On the life we don’t want – Adam Phillips in LRB:

“Psychoanalysts, to their credit, have been more than willing to tell us what the good is that we should seek; though not quite so willing to open up their proposed goods for discussion, or indeed to suggest that their proposed goods might be experiments in living and not absolute values. For Freud, the goal is recovering the capacity to love and work, or, rather more grimly, to turn hysterical misery into ordinary unhappiness. For Lacan it is ‘not giving ground relative to one’s desire’; for Klein it is reaching the Depressive Position; for Winnicott it is about enabling the patient to play and to surprise themselves; for Ferenczi the patient is not cured through free association, but cured when he can free associate, and so on and on and on. All the interesting psychoanalytic theorists are telling us what, in their view, constitutes a good life. Old-fashioned psychoanalysis always had a known destination.”


“(According to Michel Serres, the only modern question is: what is it you don’t want to know about yourself?) Psychoanalysis wants us to ask – against the grain of traditional philosophy – why do we obscure the good that we seek?”


“This is and is not an account of psychoanalytic treatment: when Freud says that an interpretation in analysis can be inaccurate but sufficient, he may be intimating something similar to Rorty, that the past is there to be usefully but not necessarily accurately reconstructed.
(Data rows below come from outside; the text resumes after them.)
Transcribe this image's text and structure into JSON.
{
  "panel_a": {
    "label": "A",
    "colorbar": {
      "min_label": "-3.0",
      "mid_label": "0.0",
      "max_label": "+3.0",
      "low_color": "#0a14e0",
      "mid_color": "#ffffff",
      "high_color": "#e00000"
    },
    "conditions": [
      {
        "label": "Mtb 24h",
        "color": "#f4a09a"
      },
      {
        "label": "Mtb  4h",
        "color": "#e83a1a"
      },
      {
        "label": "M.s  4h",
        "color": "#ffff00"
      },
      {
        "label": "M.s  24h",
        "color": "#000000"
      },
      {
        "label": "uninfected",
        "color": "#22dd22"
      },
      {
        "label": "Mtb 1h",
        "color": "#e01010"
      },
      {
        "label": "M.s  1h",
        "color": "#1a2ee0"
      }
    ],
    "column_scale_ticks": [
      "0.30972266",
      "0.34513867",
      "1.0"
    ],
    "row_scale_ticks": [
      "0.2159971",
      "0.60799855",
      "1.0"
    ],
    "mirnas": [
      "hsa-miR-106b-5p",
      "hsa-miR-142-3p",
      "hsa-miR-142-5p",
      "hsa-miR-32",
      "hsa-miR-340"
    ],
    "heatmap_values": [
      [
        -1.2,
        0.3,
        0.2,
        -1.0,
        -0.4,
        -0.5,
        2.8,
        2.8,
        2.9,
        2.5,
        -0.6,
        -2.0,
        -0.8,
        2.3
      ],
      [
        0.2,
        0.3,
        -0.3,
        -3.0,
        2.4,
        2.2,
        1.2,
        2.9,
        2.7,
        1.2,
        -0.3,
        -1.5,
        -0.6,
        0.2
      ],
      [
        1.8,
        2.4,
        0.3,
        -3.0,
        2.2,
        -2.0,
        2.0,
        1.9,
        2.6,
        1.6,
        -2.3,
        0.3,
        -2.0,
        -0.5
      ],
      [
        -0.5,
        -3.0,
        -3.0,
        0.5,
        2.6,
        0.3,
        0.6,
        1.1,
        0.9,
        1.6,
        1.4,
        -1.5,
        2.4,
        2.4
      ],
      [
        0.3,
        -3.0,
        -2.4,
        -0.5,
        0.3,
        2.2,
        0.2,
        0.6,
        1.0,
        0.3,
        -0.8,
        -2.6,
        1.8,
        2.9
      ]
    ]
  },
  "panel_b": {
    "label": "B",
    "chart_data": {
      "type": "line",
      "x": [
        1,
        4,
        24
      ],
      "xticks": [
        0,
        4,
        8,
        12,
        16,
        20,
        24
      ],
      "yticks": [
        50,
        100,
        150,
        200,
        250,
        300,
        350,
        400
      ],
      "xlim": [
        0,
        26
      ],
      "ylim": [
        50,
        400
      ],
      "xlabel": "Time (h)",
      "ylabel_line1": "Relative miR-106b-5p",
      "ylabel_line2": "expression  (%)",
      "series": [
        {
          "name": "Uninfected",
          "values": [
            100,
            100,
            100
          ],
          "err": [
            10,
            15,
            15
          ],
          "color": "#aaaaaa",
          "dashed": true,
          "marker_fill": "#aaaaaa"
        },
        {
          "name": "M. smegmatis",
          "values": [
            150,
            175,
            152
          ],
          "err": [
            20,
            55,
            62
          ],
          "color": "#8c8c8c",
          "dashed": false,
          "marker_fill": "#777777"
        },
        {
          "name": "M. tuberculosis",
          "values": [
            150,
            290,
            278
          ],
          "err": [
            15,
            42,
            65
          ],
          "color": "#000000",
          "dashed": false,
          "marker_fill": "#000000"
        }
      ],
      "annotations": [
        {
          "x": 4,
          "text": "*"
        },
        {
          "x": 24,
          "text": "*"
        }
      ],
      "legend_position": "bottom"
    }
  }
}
But Freud does not describe the past as a tool we can use. It is the potential our pasts have to make, or inform, or determine a future – and, indeed, to sabotage a future – that is of significance (Freud uses the past as a kind of prediction). It’s only worth having a past if you’ve got a future. Both Freud and Rorty want the past – the personal and the cultural past – to be our best resource for making a future; it is the past as potential kidnapper of the present and the future that alarms them, and sets them to work. And in their secular and post-religious world – and in the light of two catastrophic world wars – it is only what Freud calls our instincts and Rorty calls our purposes that are going to make our lives worth living.”


“ (we could say that psychoanalysis begins where education breaks down).”
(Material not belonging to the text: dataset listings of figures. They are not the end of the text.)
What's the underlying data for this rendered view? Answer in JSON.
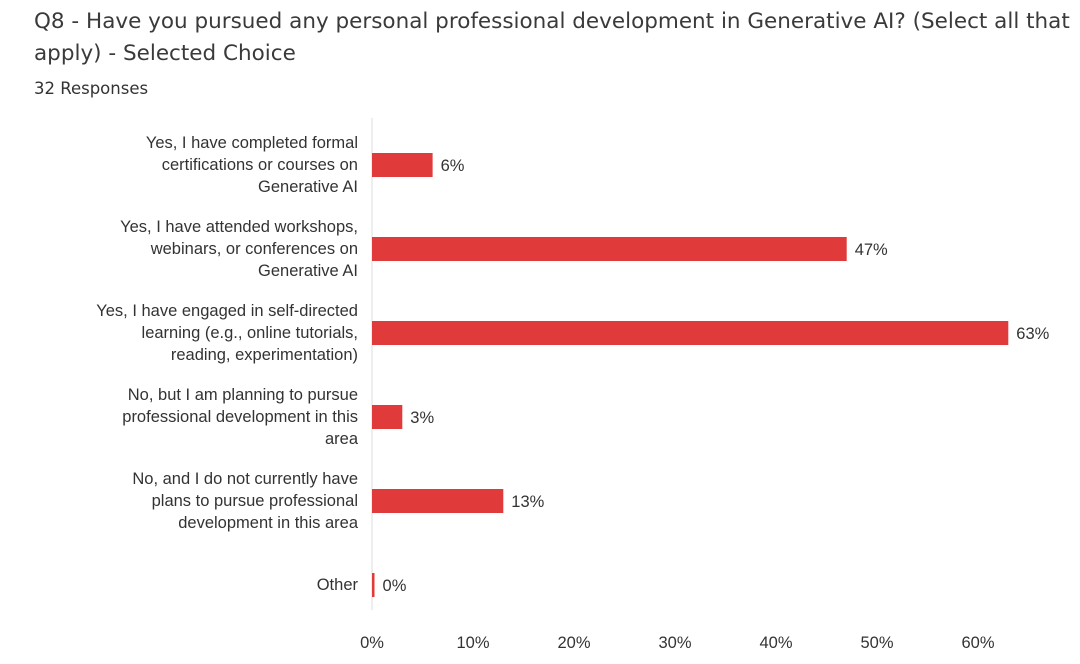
{
  "chart_data": {
    "type": "bar",
    "orientation": "horizontal",
    "title": "Q8 - Have you pursued any personal professional development in Generative AI? (Select all that apply) - Selected Choice",
    "subtitle": "32 Responses",
    "categories": [
      "Yes, I have completed formal\ncertifications or courses on\nGenerative AI",
      "Yes, I have attended workshops,\nwebinars, or conferences on\nGenerative AI",
      "Yes, I have engaged in self-directed\nlearning (e.g., online tutorials,\nreading, experimentation)",
      "No, but I am planning to pursue\nprofessional development in this\narea",
      "No, and I do not currently have\nplans to pursue professional\ndevelopment in this area",
      "Other"
    ],
    "values": [
      6,
      47,
      63,
      3,
      13,
      0
    ],
    "data_labels": [
      "6%",
      "47%",
      "63%",
      "3%",
      "13%",
      "0%"
    ],
    "xlim": [
      0,
      60
    ],
    "xticks": [
      0,
      10,
      20,
      30,
      40,
      50,
      60
    ],
    "xtick_labels": [
      "0%",
      "10%",
      "20%",
      "30%",
      "40%",
      "50%",
      "60%"
    ],
    "bar_color": "#e03a3a",
    "grid": false
  }
}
“Gray is warning us away from idealising our all too conscious projects for ourselves and others. It is clearly as misleading to idealise consciousness as to idealise the unconscious.”
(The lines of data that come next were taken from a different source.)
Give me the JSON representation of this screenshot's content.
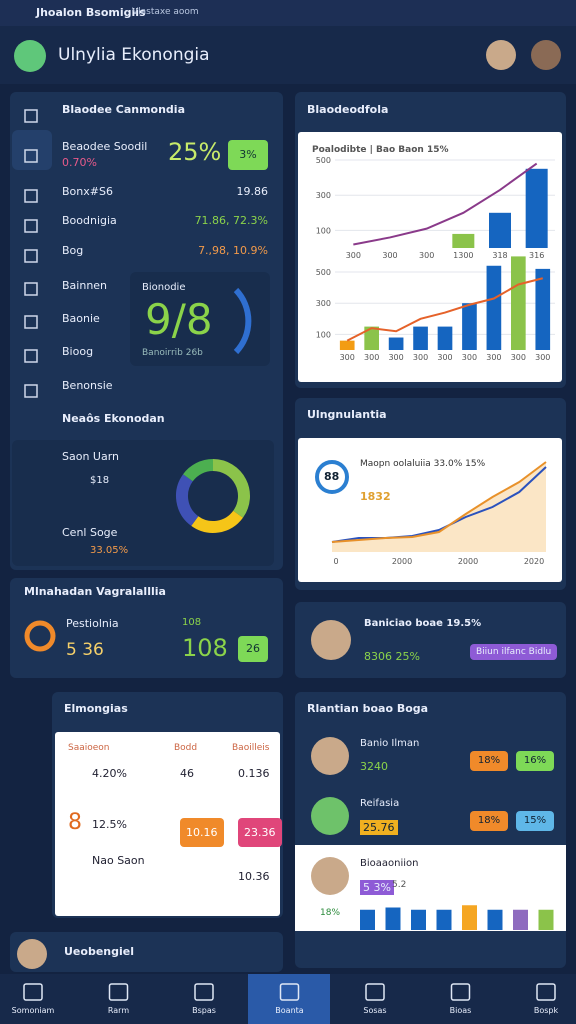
{
  "status": {
    "title": "Jhoalon Bsomigiis",
    "subtitle": "Vlastaxe aoom"
  },
  "header": {
    "title": "Ulnylia Ekonongia"
  },
  "overview": {
    "title": "Blaodee Canmondia",
    "rows": [
      {
        "label": "Beaodee Soodil",
        "sub": "0.70%",
        "value": "25%",
        "badge": "3%"
      },
      {
        "label": "Bonx#S6",
        "value": "19.86"
      },
      {
        "label": "Boodnigia",
        "value": "71.86, 72.3%"
      },
      {
        "label": "Bog",
        "value": "7.,98, 10.9%"
      }
    ],
    "menu": [
      "Bainnen",
      "Baonie",
      "Bioog",
      "Benonsie"
    ],
    "gauge": {
      "label": "Bionodie",
      "value": "9/8",
      "caption": "Banoirrib 26b"
    }
  },
  "mix": {
    "title": "Neaôs Ekonodan",
    "items": [
      {
        "label": "Saon Uarn",
        "value": "$18"
      },
      {
        "label": "Cenl Soge",
        "value": "33.05%"
      }
    ],
    "donut": {
      "values": [
        35,
        25,
        25,
        15
      ],
      "colors": [
        "#8bc34a",
        "#f5c518",
        "#3f51b5",
        "#4caf50"
      ]
    }
  },
  "progress": {
    "title": "Mlnahadan Vagralalllia",
    "label": "Pestiolnia",
    "value": "5 36",
    "sub": "108",
    "big": "108",
    "badge": "26"
  },
  "trend": {
    "title": "Blaodeodfola",
    "legend": "Poalodibte | Bao Baon 15%",
    "top": {
      "categories": [
        "300",
        "300",
        "300",
        "1300",
        "318",
        "316"
      ],
      "ylim": [
        0,
        500
      ],
      "yticks": [
        100,
        300,
        500
      ],
      "bars": [
        null,
        null,
        null,
        80,
        200,
        450
      ],
      "line": [
        20,
        60,
        110,
        200,
        330,
        480
      ]
    },
    "bottom": {
      "categories": [
        "300",
        "300",
        "300",
        "300",
        "300",
        "300",
        "300",
        "300",
        "300"
      ],
      "ylim": [
        0,
        500
      ],
      "yticks": [
        100,
        300,
        500
      ],
      "bars": [
        60,
        150,
        80,
        150,
        150,
        300,
        540,
        600,
        520
      ],
      "bar_colors": [
        "#f39c12",
        "#8bc34a",
        "#1565c0",
        "#1565c0",
        "#1565c0",
        "#1565c0",
        "#1565c0",
        "#8bc34a",
        "#1565c0"
      ],
      "line": [
        60,
        140,
        120,
        200,
        240,
        290,
        330,
        420,
        460
      ]
    }
  },
  "growth": {
    "title": "Ulngnulantia",
    "badge": "88",
    "legend": "Maopn oolaluiia 33.0% 15%",
    "value": "1832",
    "categories": [
      "0",
      "2000",
      "2000",
      "2020"
    ],
    "ylim": [
      0,
      100
    ],
    "blue": [
      10,
      14,
      14,
      16,
      22,
      35,
      45,
      60,
      85
    ],
    "orange": [
      10,
      12,
      14,
      15,
      20,
      38,
      55,
      70,
      90
    ]
  },
  "profile": {
    "name": "Baniciao boae 19.5%",
    "value": "8306 25%",
    "button": "Biiun ilfanc Bidlu"
  },
  "table": {
    "title": "Elmongias",
    "headers": [
      "Saaioeon",
      "Bodd",
      "Baoilleis"
    ],
    "rows": [
      [
        "4.20%",
        "46",
        "0.136"
      ],
      [
        "12.5%",
        "10.16",
        "23.36"
      ],
      [
        "Nao Saon",
        "",
        "10.36"
      ]
    ],
    "first": [
      "",
      "8",
      ""
    ]
  },
  "people": {
    "title": "Rlantian boao Boga",
    "items": [
      {
        "name": "Banio Ilman",
        "value": "3240",
        "badges": [
          "18%",
          "16%"
        ]
      },
      {
        "name": "Reifasia",
        "value": "25.76",
        "badges": [
          "18%",
          "15%"
        ]
      },
      {
        "name": "Bioaaoniion",
        "value": "5 3%",
        "badges": [
          "5.2"
        ]
      }
    ],
    "note": "18%",
    "bars": [
      45,
      50,
      45,
      45,
      55,
      45,
      45,
      45
    ],
    "bar_colors": [
      "#1565c0",
      "#1565c0",
      "#1565c0",
      "#1565c0",
      "#f5a623",
      "#1565c0",
      "#8e6bbf",
      "#8bc34a"
    ]
  },
  "footer": {
    "title": "Ueobengiel"
  },
  "nav": [
    "Somoniam",
    "Rarm",
    "Bspas",
    "Boanta",
    "Sosas",
    "Bioas",
    "Bospk"
  ]
}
“And not only are we unconscious of what we want and plagued by wishfulness, but that there is a powerful force inside us, which Freud would eventually call the Death Instinct, that both wants us not to want, and that wants us to harm ourselves and others; that wants the life we don’t want.”


“But Rorty and Freud both believe that it is only through conversation that we have a chance of getting the life we want, however wrong we may be, or turn out to be, about what we think we want; and indeed psychoanalysis is a conversation in which someone might be able to find out, or at least explore and experiment with what they might want.”


“Choosing a life, and knowing who we are and what to do, is something you can only do in language.”


“Psychoanalysis with pragmatism, and pragmatism with psychoanalysis, however, seem unusually promising for helping you get the life you want. Unless, of course, there is something you want more than the life you want.”

Read the article here.

Self-confident determinism is just the Death Instinct in disguise.
Unlimited optimism – become the person you want to be – has become just corporate jargon. Dream big, become a finance manager. Dream bigger, open an account.

But indeed, it’s all language. Choosing the life you want, not choosing the life you want, postponing the choice.
Realizing that there is something more than the life you want. Death for example.

And it’s not the original sin, stupid, it’s the original frustration.